This is not the month to honk at that pedestrian entering the crosswalk as you approach. Hell, no month is that month (they have the right of way, dummy), but this is ESPECIALLY not the month — according a release sent to media, SFPD will be conducting pedestrian stings during “peak traffic times…at various locations throughout The City including: the Geary Street corridor, San Bruno Avenue corridor, Bayshore Boulevard, Sixth Street corridor and Cole Valley.”
In these stings, it’s the driver who gets stung, not the pedestrian — ringers will be in marked and unmarked cross walks to see if you grant them their right of way, and cops will also be watching for red light, stop, and speed violations.
Bike NOPA also reports that “SFPD will step-up enforcement of the 25 mph speed limit on the Masonic corridor beginning today” during both the commute and off hours, and that Park Station Captain Teresa Barrett appears to be considering employing radar displays (those signs that tell you how fast traffic’s traveling as you pass) in the area.

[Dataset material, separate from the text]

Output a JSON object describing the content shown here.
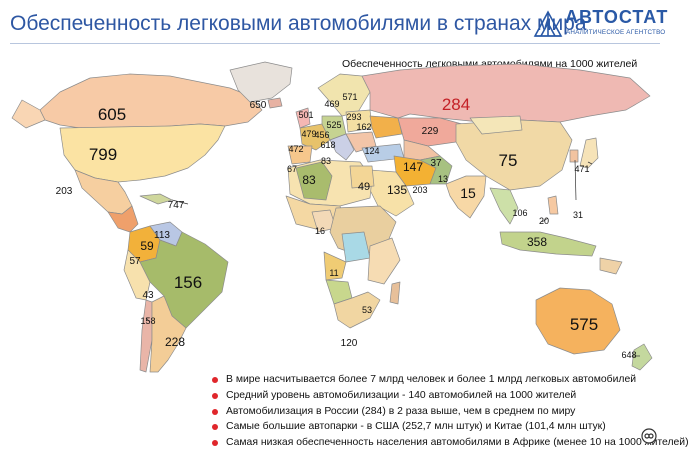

Regarding the pedestrian stings, SFist notes that “these sorts of measure do little to fix our flawed traffic infrastructure, which is the real problem.” Bike NOPA, however, says that “Traffic engineers refer to the ‘three E’s’ for traffic calming: Enforcement, Education, and Engineering. With its increased monitoring of speeding and willingness to employ speed displays, Park Station is doing its part to cover two of the three.”
What do you think, are the threats of sting operations or those signs that always make me think of The Rookie enough to fix our traffic infrastructure (that is, if you believe it is indeed flawed?) What else should the city be doing?